Il liquido analizzato è potabile ma ci sono anche valori oltre i limiti. Asm: “è necessario nuovo pozzo gemello”

analisi dell'acqua

L’acqua di Trappitello è potabile o no? Qual’è la reale situazione? Dopo tante polemiche per un’emergenza vera e un’estenuante querelle (che sembra comunque destinata proseguire), ecco le comunicazioni ufficiali che fanno luce su come stanno le cose negli impianti dell’acquedotto di contrada “S. Filumena”.

“L’Asm – si legge nella relazione inviata nelle scorse ore in Comune da liquidatore dal commissario liquidatore Asm, Cesare Tajana, sulla base dei risultati degli accertamenti di un laboratorio specializzato – ha provveduto ad eseguire una serie di analisi sui campioni d’acqua. Dagli esiti, risultano nei limiti previsti dalle normative, sia l’acqua prelevata dalla perforazione fatta qualche giorno addietro, sia il serbatoio di Fiascara. Risultano, invece, oltre i limiti per presenza di enterococchi, i due pozzi e la vasca di contrada S. Filumena. A parere dei tecnici, la circostanza che la vasca di contrada S. Filumena risulta oltre i limiti, potrebbe essere connessa alla necessità di una maggiore clorazione, e quanto detto è confermato dal fatto che il serbatoio di “Fiascara”, che subisce un’ulteriore clorazione appare entro i limiti. Asm, alla luce di ciò, ritiene avvalorata dunque l’ipotesi inizialmente fatta che occorre chiudere i due vecchi pozzi (quello di trivellazione e alla romana), nonchè procedere alla perforazione e realizzazione di un pozzo gemello”.

“Ovviamente questa soluzione appare ad Asm quella più idonea, ma occorre che la stessa venga vagliata dai tecnici comunali, a cui comunque è demandata la valutazione finale che deve necessariamente essere successiva alla condivisione delle valutazioni su tutte le indagini fatte”.

Sullo stato effettive delle acque ha relazionato il biologo, dott. Giuseppe Alfonso Russotti, che ha eseguito il “controllo microbiologico e chimico-fisico di alcuni campioni d’acqua destinata al consumo umano, provenienti dalle opere di presa site in contrada “S. Filumena”, ed inoltre in zona “Fiascara” e “Pietraperciata” facenti parte della rete idrica gestita dall’Asm”.

Sui vari pozzi e le vasche analizzate, il biologo consiglia di “effettuare ulteriore controllo dopo le opere di sanificazione, prelevando possibilmente un campione di acqua a monte della vasca di raccolta, se presente, e di tutta la linea di distribuzione. Ogni superamento di tali valori, che persista durante prelievi successivi richiede indagini ed accertamenti appropriati”.
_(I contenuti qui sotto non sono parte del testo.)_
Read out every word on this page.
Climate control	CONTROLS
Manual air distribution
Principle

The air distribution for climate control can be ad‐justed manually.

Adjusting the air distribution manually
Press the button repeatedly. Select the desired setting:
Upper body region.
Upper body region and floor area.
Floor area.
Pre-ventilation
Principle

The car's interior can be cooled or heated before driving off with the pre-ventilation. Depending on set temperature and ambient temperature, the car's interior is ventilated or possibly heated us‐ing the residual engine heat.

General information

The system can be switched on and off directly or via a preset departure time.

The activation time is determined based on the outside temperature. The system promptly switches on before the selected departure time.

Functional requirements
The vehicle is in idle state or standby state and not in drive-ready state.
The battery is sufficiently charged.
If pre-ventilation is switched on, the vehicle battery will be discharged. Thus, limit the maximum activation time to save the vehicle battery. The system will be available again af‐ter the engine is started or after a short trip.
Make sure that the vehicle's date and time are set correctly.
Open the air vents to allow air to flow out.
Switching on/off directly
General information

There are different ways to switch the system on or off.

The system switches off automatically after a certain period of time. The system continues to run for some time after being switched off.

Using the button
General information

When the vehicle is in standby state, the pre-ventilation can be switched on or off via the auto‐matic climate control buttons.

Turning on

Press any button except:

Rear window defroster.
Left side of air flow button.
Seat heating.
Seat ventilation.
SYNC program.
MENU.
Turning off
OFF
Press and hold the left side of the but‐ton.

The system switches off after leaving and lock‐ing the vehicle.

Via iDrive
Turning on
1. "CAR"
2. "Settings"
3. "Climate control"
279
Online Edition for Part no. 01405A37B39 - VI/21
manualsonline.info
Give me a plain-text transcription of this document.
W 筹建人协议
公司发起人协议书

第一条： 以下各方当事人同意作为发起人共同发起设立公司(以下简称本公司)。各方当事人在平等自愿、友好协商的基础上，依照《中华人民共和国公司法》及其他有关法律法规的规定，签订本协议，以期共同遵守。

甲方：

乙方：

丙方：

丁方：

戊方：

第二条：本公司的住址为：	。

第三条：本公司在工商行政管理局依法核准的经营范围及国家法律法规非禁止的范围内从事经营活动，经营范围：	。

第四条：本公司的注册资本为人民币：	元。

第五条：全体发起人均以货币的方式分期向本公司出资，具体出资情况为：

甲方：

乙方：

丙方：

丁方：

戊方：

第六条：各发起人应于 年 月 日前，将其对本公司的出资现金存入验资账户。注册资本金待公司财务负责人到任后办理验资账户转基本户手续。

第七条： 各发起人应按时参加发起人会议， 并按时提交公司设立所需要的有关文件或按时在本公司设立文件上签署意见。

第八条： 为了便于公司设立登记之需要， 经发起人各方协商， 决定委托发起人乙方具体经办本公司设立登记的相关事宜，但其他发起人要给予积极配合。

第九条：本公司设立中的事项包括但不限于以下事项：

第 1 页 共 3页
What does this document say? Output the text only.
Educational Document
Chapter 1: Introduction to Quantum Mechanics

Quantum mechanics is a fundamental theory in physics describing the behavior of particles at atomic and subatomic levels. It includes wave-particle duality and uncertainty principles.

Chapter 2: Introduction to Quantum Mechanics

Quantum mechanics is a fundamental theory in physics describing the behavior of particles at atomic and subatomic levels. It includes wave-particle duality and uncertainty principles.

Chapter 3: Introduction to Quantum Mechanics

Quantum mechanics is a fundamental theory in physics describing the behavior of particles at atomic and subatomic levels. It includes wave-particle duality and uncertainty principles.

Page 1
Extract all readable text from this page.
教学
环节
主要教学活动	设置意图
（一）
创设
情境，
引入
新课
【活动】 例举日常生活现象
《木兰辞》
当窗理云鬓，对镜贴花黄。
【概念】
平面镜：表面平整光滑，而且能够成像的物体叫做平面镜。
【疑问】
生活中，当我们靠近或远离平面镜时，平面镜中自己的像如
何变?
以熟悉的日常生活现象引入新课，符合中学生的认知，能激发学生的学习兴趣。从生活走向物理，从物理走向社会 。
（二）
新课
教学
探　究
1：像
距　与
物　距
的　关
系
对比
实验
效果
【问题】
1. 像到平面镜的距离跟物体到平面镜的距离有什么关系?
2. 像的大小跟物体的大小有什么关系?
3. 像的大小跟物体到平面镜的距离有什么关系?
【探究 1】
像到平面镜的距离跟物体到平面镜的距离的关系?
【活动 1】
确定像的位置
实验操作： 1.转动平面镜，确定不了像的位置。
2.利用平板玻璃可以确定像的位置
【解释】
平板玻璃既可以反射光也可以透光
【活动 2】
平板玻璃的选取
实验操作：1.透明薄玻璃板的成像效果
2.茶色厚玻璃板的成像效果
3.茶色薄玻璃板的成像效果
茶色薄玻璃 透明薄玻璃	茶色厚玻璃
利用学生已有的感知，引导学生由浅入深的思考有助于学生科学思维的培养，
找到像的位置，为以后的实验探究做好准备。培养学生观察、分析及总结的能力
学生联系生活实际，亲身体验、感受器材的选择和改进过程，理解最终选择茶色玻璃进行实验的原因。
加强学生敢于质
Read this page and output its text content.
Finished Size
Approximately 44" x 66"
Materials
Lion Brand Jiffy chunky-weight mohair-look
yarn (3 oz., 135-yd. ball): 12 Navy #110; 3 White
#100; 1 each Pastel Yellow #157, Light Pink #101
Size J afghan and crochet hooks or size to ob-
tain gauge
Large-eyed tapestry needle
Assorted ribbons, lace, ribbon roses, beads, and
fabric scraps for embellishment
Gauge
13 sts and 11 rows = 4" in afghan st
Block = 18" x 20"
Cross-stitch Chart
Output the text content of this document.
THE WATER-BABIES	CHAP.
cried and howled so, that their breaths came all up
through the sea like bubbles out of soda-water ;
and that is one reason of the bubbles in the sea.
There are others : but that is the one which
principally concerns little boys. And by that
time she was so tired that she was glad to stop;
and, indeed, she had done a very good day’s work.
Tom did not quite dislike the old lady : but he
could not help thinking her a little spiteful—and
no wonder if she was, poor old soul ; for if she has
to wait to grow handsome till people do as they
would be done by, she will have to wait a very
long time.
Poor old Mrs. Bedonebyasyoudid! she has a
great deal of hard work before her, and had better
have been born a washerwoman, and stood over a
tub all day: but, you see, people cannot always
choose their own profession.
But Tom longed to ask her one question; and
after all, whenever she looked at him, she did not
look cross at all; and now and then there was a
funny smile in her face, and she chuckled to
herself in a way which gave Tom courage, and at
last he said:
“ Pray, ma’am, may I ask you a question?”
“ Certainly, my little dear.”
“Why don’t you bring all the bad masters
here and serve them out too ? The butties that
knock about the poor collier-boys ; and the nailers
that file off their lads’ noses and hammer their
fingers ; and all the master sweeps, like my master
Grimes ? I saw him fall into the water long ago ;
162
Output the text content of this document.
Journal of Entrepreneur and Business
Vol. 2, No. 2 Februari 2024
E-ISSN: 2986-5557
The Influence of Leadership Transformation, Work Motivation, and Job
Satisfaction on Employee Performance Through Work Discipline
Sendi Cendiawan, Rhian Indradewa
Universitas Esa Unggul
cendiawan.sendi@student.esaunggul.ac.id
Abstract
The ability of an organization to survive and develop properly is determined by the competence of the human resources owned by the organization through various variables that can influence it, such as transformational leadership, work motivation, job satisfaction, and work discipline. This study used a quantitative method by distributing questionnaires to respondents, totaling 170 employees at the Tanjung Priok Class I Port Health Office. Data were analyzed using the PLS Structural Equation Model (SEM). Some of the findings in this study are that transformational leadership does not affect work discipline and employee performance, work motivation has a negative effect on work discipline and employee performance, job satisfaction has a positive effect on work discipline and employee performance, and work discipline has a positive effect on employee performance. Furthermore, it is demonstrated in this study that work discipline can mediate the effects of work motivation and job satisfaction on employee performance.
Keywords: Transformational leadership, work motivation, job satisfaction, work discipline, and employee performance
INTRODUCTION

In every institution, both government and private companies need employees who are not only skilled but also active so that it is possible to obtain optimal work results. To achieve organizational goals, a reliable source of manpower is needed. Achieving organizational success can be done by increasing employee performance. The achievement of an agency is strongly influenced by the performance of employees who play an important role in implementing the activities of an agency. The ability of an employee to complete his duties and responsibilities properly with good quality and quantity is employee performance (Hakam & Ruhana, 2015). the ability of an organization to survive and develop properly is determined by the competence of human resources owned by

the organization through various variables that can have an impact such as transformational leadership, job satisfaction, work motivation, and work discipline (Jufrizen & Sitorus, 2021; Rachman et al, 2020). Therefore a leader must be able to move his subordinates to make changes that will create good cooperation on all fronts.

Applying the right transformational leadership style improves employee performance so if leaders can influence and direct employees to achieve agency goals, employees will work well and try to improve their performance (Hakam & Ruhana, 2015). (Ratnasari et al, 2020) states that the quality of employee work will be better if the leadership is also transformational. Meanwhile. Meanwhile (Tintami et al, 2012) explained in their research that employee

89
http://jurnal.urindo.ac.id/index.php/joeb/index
In definitiva l’acqua al momento rientra – come detto – “nei limiti previsti dalle normative”, ma la situazione non è ottimale e non a caso l’azienda ha chiesto la chiusura dei due pozzi in questi mesi spesso inquinatisi di fango e sin qui utilizzati a Trappitello, per provvedere alla realizzazione di un nuovo pozzo gemello per la captazione delle acque.

Ci sarebbero anche valori non positivi, sui quali vengono consigliati interventi di sanificazione e quindi di una maggiore clorazione, dopo i quali se dovessero persistere indici “oltre i limiti”, servirebbero poi altre indagini e accertamenti. Per questo l’Asm, che posto in essere sondaggi e rilievi mediante elettrodi, vorrebbe stringere i tempi e chiede al Comune il placet per un nuovo pozzo.

La sensazione, in definitiva, è che la problematica dell’acquedotto di Trappitello, e la relativa discussione, sia destinata ancora a proseguire. Rimangono in apprensione e in attesa di una volta definitiva i cittadini, che in queste settimane hanno formato un comitato ed auspicano interventi del tutto risolutivi quanto prima. Sin qui, i residenti lamentano che l’acqua che scorre dei rubinetti emanerebbe ancora odori nauseabondi e hanno palesato il timore che ci siano delle persistenti infiltrazioni di acque nere.